Dr. Adam Durbin, Young Investigator: Neuroblastoma
Project title: Novel agents targeting EP300-regulated transcription in neuroblastoma
Project Funded: 2019-2021
Neuroblastoma is a pediatric tumor of the peripheral sympathetic nervous system, the nerves that comprise the nervous system outside of the brain and spinal cord. Neuroblastoma impacts nearly 700 children in the US each year. Current therapies for high-risk neuroblastoma contribute to a survival rate of only 50%. Unfortunately, even in those children that survive, treatment-induced long-term toxicities include deafness, cardiac insufficiency, infertility, and increased risk of second cancers.

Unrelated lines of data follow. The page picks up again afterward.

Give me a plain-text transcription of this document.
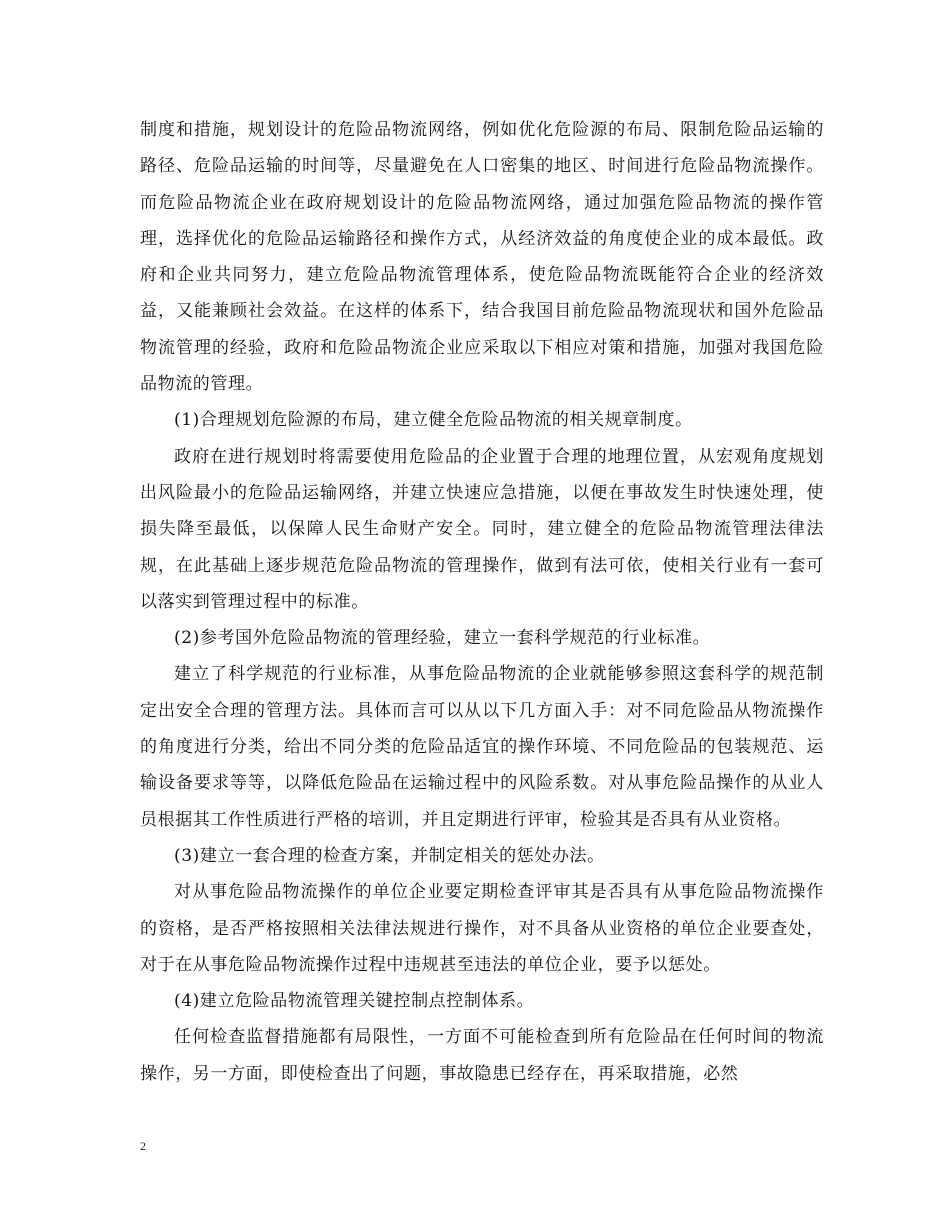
制度和措施，规划设计的危险品物流网络，例如优化危险源的布局、限制危险品运输的路径、危险品运输的时间等，尽量避免在人口密集的地区、时间进行危险品物流操作。而危险品物流企业在政府规划设计的危险品物流网络，通过加强危险品物流的操作管理，选择优化的危险品运输路径和操作方式，从经济效益的角度使企业的成本最低。政府和企业共同努力，建立危险品物流管理体系，使危险品物流既能符合企业的经济效益，又能兼顾社会效益。在这样的体系下，结合我国目前危险品物流现状和国外危险品物流管理的经验，政府和危险品物流企业应采取以下相应对策和措施，加强对我国危险品物流的管理。

(1)合理规划危险源的布局，建立健全危险品物流的相关规章制度。

政府在进行规划时将需要使用危险品的企业置于合理的地理位置，从宏观角度规划出风险最小的危险品运输网络，并建立快速应急措施，以便在事故发生时快速处理，使损失降至最低，以保障人民生命财产安全。同时，建立健全的危险品物流管理法律法规，在此基础上逐步规范危险品物流的管理操作，做到有法可依，使相关行业有一套可以落实到管理过程中的标准。

(2)参考国外危险品物流的管理经验，建立一套科学规范的行业标准。

建立了科学规范的行业标准，从事危险品物流的企业就能够参照这套科学的规范制定出安全合理的管理方法。具体而言可以从以下几方面入手：对不同危险品从物流操作的角度进行分类，给出不同分类的危险品适宜的操作环境、不同危险品的包装规范、运输设备要求等等，以降低危险品在运输过程中的风险系数。对从事危险品操作的从业人员根据其工作性质进行严格的培训，并且定期进行评审，检验其是否具有从业资格。

(3)建立一套合理的检查方案，并制定相关的惩处办法。

对从事危险品物流操作的单位企业要定期检查评审其是否具有从事危险品物流操作的资格，是否严格按照相关法律法规进行操作，对不具备从业资格的单位企业要查处，对于在从事危险品物流操作过程中违规甚至违法的单位企业，要予以惩处。

(4)建立危险品物流管理关键控制点控制体系。

任何检查监督措施都有局限性，一方面不可能检查到所有危险品在任何时间的物流操作，另一方面，即使检查出了问题，事故隐患已经存在，再采取措施，必然

2
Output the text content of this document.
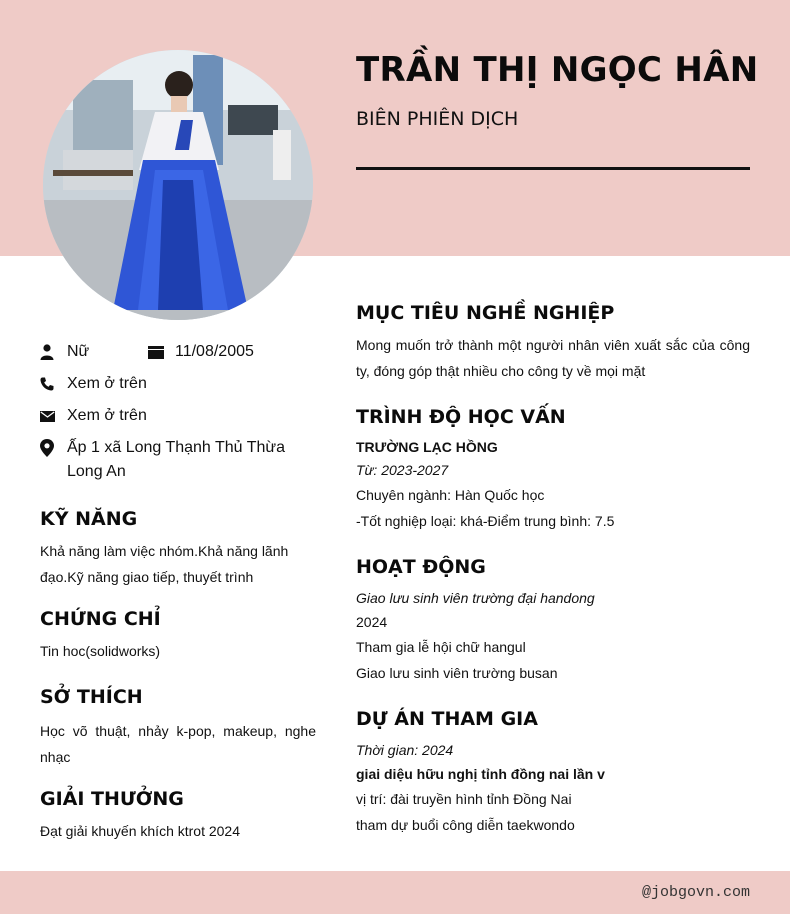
TRẦN THỊ NGỌC HÂN
BIÊN PHIÊN DỊCH
Nữ	11/08/2005
Xem ở trên
Xem ở trên
Ấp 1 xã Long Thạnh Thủ Thừa Long An
KỸ NĂNG
Khả năng làm việc nhóm.Khả năng lãnh đạo.Kỹ năng giao tiếp, thuyết trình
CHỨNG CHỈ
Tin hoc(solidworks)
SỞ THÍCH
Học võ thuật, nhảy k-pop, makeup, nghe nhạc
GIẢI THƯỞNG
Đạt giải khuyến khích ktrot 2024
MỤC TIÊU NGHỀ NGHIỆP
Mong muốn trở thành một người nhân viên xuất sắc của công ty, đóng góp thật nhiều cho công ty về mọi mặt
TRÌNH ĐỘ HỌC VẤN
TRƯỜNG LẠC HỒNG
Từ: 2023-2027
Chuyên ngành: Hàn Quốc học
-Tốt nghiệp loại: khá-Điểm trung bình: 7.5
HOẠT ĐỘNG
Giao lưu sinh viên trường đại handong
2024
Tham gia lễ hội chữ hangul
Giao lưu sinh viên trường busan
DỰ ÁN THAM GIA
Thời gian: 2024
giai diệu hữu nghị tỉnh đồng nai lần v
vị trí: đài truyền hình tỉnh Đồng Nai
tham dự buổi công diễn taekwondo
@jobgovn.com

Adam Durbin, MD, Ph.D. is a CureSearch Young Investigator conducting research at the St. Jude Children’s Research Hospital aiming to develop a new targeted therapy strategy for neuroblastoma. Dr. Durbin identified a protein (EP300) that is necessary for neuroblastoma growth. Upon identification of EP300 as a druggable target, Dr. Durbin worked to develop a novel, bioavailable compound that is able to selectively destroy EP300. During the course of his CureSearch project, Dr. Durbin will investigate this new compound’s ability to stop neuroblastoma growth. If successful, this project will not only offer an innovative treatment strategy for high-risk neuroblastoma, but has the potential to expand into other EP300-dependent pediatric tumors, including myeloid leukemia and rhabdomyosarcoma.

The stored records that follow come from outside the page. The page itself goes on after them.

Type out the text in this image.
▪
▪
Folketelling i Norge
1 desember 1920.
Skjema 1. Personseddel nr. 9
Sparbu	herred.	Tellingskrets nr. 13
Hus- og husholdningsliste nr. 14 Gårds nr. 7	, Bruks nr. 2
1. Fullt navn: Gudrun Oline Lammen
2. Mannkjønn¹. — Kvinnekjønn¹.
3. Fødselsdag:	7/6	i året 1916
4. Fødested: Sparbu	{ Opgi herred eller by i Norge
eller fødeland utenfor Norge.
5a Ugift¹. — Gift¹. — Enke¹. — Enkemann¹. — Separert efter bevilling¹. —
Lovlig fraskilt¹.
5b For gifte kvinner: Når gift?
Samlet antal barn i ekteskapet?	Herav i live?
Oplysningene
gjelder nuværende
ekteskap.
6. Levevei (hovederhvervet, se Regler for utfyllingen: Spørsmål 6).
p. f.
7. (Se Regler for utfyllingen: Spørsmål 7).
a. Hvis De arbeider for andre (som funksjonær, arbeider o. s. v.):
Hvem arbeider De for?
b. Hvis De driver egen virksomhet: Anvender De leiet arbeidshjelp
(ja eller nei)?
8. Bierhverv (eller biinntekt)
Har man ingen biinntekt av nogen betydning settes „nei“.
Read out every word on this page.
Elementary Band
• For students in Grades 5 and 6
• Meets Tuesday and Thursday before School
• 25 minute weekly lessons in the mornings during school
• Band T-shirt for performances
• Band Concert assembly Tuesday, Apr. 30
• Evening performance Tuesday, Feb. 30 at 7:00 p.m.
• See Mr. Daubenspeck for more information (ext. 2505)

“As both a scientist and pediatric oncologist, I am focused on developing new drugs for children with challenging-to-treat cancers,” said Dr. Durbin. “Funding from CureSearch for Children’s Cancer is critical to the early steps of our work to try to deal with these issues by developing less toxic, more effective therapies for children with cancer.”

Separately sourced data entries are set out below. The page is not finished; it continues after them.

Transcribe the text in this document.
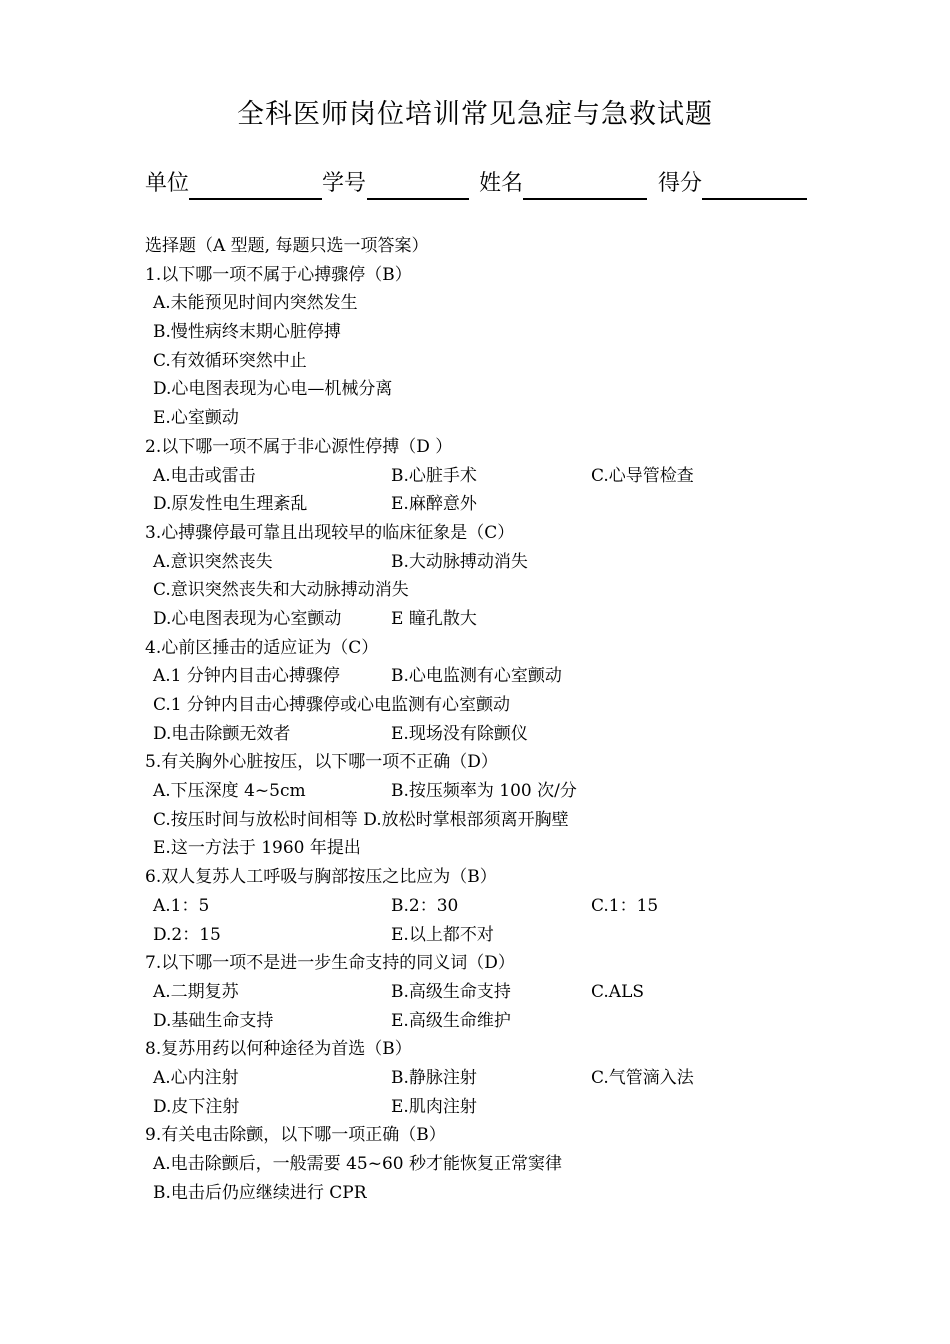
全科医师岗位培训常见急症与急救试题
单位	学号	姓名	得分
选择题（A 型题, 每题只选一项答案）
1.以下哪一项不属于心搏骤停（B）
A.未能预见时间内突然发生
B.慢性病终末期心脏停搏
C.有效循环突然中止
D.心电图表现为心电—机械分离
E.心室颤动
2.以下哪一项不属于非心源性停搏（D ）
A.电击或雷击	B.心脏手术	C.心导管检查
D.原发性电生理紊乱	E.麻醉意外
3.心搏骤停最可靠且出现较早的临床征象是（C）
A.意识突然丧失	B.大动脉搏动消失
C.意识突然丧失和大动脉搏动消失
D.心电图表现为心室颤动	E 瞳孔散大
4.心前区捶击的适应证为（C）
A.1 分钟内目击心搏骤停	B.心电监测有心室颤动
C.1 分钟内目击心搏骤停或心电监测有心室颤动
D.电击除颤无效者	E.现场没有除颤仪
5.有关胸外心脏按压，以下哪一项不正确（D）
A.下压深度 4~5cm	B.按压频率为 100 次/分
C.按压时间与放松时间相等 D.放松时掌根部须离开胸壁
E.这一方法于 1960 年提出
6.双人复苏人工呼吸与胸部按压之比应为（B）
A.1：5	B.2：30	C.1：15
D.2：15	E.以上都不对
7.以下哪一项不是进一步生命支持的同义词（D）
A.二期复苏	B.高级生命支持	C.ALS
D.基础生命支持	E.高级生命维护
8.复苏用药以何种途径为首选（B）
A.心内注射	B.静脉注射	C.气管滴入法
D.皮下注射	E.肌肉注射
9.有关电击除颤，以下哪一项正确（B）
A.电击除颤后，一般需要 45~60 秒才能恢复正常窦律
B.电击后仍应继续进行 CPR
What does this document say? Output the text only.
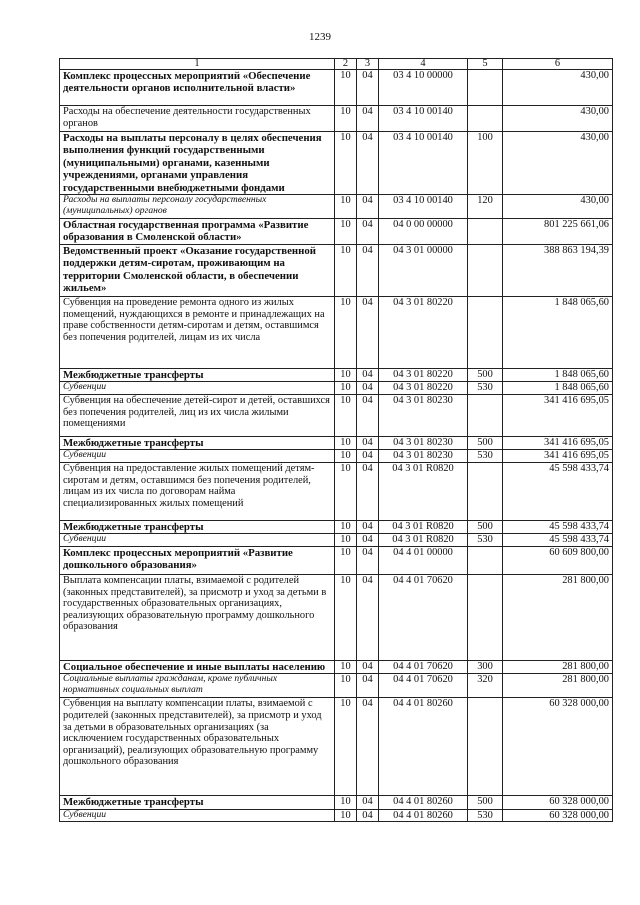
1239
1	2	3	4	5	6
Комплекс процессных мероприятий «Обеспечение деятельности органов исполнительной власти»	10	04	03 4 10 00000		430,00
Расходы на обеспечение деятельности государственных органов	10	04	03 4 10 00140		430,00
Расходы на выплаты персоналу в целях обеспечения выполнения функций государственными (муниципальными) органами, казенными учреждениями, органами управления государственными внебюджетными фондами	10	04	03 4 10 00140	100	430,00
Расходы на выплаты персоналу государственных (муниципальных) органов	10	04	03 4 10 00140	120	430,00
Областная государственная программа «Развитие образования в Смоленской области»	10	04	04 0 00 00000		801 225 661,06
Ведомственный проект «Оказание государственной поддержки детям-сиротам, проживающим на территории Смоленской области, в обеспечении жильем»	10	04	04 3 01 00000		388 863 194,39
Субвенция на проведение ремонта одного из жилых помещений, нуждающихся в ремонте и принадлежащих на праве собственности детям-сиротам и детям, оставшимся без попечения родителей, лицам из их числа	10	04	04 3 01 80220		1 848 065,60
Межбюджетные трансферты	10	04	04 3 01 80220	500	1 848 065,60
Субвенции	10	04	04 3 01 80220	530	1 848 065,60
Субвенция на обеспечение детей-сирот и детей, оставшихся без попечения родителей, лиц из их числа жилыми помещениями	10	04	04 3 01 80230		341 416 695,05
Межбюджетные трансферты	10	04	04 3 01 80230	500	341 416 695,05
Субвенции	10	04	04 3 01 80230	530	341 416 695,05
Субвенция на предоставление жилых помещений детям-сиротам и детям, оставшимся без попечения родителей, лицам из их числа по договорам найма специализированных жилых помещений	10	04	04 3 01 R0820		45 598 433,74
Межбюджетные трансферты	10	04	04 3 01 R0820	500	45 598 433,74
Субвенции	10	04	04 3 01 R0820	530	45 598 433,74
Комплекс процессных мероприятий «Развитие дошкольного образования»	10	04	04 4 01 00000		60 609 800,00
Выплата компенсации платы, взимаемой с родителей (законных представителей), за присмотр и уход за детьми в государственных образовательных организациях, реализующих образовательную программу дошкольного образования	10	04	04 4 01 70620		281 800,00
Социальное обеспечение и иные выплаты населению	10	04	04 4 01 70620	300	281 800,00
Социальные выплаты гражданам, кроме публичных нормативных социальных выплат	10	04	04 4 01 70620	320	281 800,00
Субвенция на выплату компенсации платы, взимаемой с родителей (законных представителей), за присмотр и уход за детьми в образовательных организациях (за исключением государственных образовательных организаций), реализующих образовательную программу дошкольного образования	10	04	04 4 01 80260		60 328 000,00
Межбюджетные трансферты	10	04	04 4 01 80260	500	60 328 000,00
Субвенции	10	04	04 4 01 80260	530	60 328 000,00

Project Update: As of May 2020, Dr.Durbin has produced data to demonstrate that his target, EP300, is essential for the maintenance of neuroblastoma cell survival. He has also generated preliminary data indicating that his drug, which destroys the target EP300 by directing it toward degradation, reduces the growth of tumor cells in neuroblastoma xenograft models; these data strongly support EP300’s role as a therapeutic target in neuroblastoma and subsequent experiments will reveal the dosing that yields optimal tumor growth inhibition while limiting side-effects
This project was supported by a grant from Genentech.